彼らは大学の同期でもあるのですが、岡嶋の人格がガラリと変わったと評す青瀬。

20年以上の付き合いになるわけですが、後半で明かされる岡嶋一家のある秘密

これは切なかったです。

 

家族の概念、というか役割について考えさせられました。

 

横山秀夫「ノースライト」の本扉

 

さて、あらすじのところで書いたY邸の件ですが、何とも不可解です。

引っ越した形跡もなく、吉野さんの行方も分からず、謎の椅子が一脚だけ残されていたのですから。

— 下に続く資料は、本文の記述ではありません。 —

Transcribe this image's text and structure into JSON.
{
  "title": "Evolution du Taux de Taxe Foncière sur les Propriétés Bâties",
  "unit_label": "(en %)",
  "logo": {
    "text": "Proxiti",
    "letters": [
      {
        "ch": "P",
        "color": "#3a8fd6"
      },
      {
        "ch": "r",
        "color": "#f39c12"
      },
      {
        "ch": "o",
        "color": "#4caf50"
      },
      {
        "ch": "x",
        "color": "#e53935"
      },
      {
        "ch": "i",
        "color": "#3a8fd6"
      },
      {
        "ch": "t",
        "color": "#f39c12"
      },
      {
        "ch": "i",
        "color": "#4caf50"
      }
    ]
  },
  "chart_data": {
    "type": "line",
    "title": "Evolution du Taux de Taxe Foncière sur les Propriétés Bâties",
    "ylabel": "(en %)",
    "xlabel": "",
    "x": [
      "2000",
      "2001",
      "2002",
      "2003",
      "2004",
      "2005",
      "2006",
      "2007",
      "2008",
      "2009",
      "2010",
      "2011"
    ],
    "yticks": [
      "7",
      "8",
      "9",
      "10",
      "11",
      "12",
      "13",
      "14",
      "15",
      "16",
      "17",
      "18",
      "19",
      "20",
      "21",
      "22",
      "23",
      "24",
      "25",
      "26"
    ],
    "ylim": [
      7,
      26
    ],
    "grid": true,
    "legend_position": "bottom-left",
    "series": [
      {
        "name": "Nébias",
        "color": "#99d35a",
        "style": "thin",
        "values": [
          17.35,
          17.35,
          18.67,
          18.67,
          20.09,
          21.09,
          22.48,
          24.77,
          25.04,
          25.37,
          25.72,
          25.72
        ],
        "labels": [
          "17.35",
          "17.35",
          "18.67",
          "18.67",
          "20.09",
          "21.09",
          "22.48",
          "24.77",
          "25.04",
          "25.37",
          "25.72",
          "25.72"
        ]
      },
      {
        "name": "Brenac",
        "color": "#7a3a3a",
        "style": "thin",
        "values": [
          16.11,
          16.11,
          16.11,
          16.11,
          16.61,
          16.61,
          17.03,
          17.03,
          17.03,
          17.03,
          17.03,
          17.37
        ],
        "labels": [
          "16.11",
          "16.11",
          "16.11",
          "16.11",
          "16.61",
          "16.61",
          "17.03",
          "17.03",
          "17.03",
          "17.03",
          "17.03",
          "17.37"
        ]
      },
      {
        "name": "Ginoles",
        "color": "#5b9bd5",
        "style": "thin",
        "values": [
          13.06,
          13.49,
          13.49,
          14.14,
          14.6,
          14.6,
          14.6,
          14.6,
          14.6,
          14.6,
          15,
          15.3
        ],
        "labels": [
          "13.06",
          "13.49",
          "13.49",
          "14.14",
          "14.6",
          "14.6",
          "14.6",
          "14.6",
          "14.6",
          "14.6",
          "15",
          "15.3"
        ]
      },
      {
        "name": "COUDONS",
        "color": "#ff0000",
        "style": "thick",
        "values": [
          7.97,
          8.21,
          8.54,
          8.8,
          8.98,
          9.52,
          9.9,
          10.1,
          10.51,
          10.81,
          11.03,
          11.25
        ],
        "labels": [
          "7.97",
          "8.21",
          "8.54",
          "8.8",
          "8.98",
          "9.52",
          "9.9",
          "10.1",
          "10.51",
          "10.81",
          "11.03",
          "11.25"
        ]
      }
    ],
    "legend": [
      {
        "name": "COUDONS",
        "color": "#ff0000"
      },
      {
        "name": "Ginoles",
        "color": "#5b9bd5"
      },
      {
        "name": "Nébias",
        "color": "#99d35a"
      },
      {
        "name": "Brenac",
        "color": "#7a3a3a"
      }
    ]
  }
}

タウトの足跡をたどり、確実に真実に近づいていく青瀬。

(少しずつ進んでいく展開に、やきもきしてしまうせっかちな私。)

ドイツ人であるタウトですが、わが故郷・仙台にいたこともあったのだとか。

 

吉野淘汰が青瀬に設計を依頼した目的は、意外なものでした。

二人を繋ぐ過去があったのです

 

主人公を含め、設計事務所勤務の人々が登場しますので、建築関係の専門用語が少しだけ理解できたような気になりました。

設計図を描き、模型を作って設備までも考える。

 

縁のない業界ですが、華やかですね。そして苦悩も多そうです。

 

登場人物の名前にも、意味が込められていました。

これは気付かなかった…!!

 

最後に

作中には様々な鳥が出てきます。

ヒヨドリ、セキセイインコ、ヒガラ、シジュウカラ、マヒワ、ベニマシコ、ジョウビタキ、などなど。

 

青瀬が九官鳥を飼育していた過去とも繋がるのかな、とも思いましたが、私は安住氏がラジオで度々語る、聞きなしの話を思い出してしまいました。

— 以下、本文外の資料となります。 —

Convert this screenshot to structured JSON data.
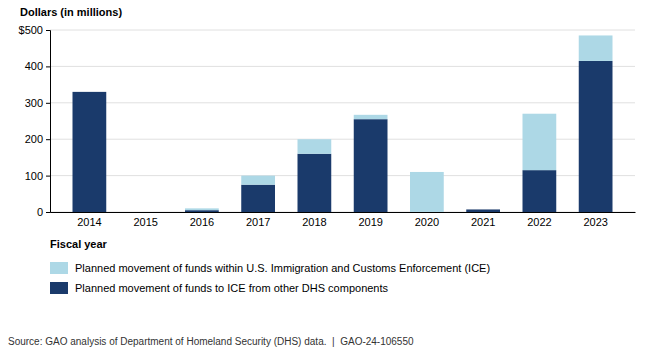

ツバメの鳴き声は「つちくって むしくって くちしぶーい」。だとか。

不思議ですよね。なるほど、それらしく聴こえます。

 

青瀬の乗る「シトロエンの車」。

はて、どんなだった?と検索してしまいました。

 

ノースライトのドラマは、12月に放送予定だとか。

どんな映像に仕上がっているのか、今から楽しみです。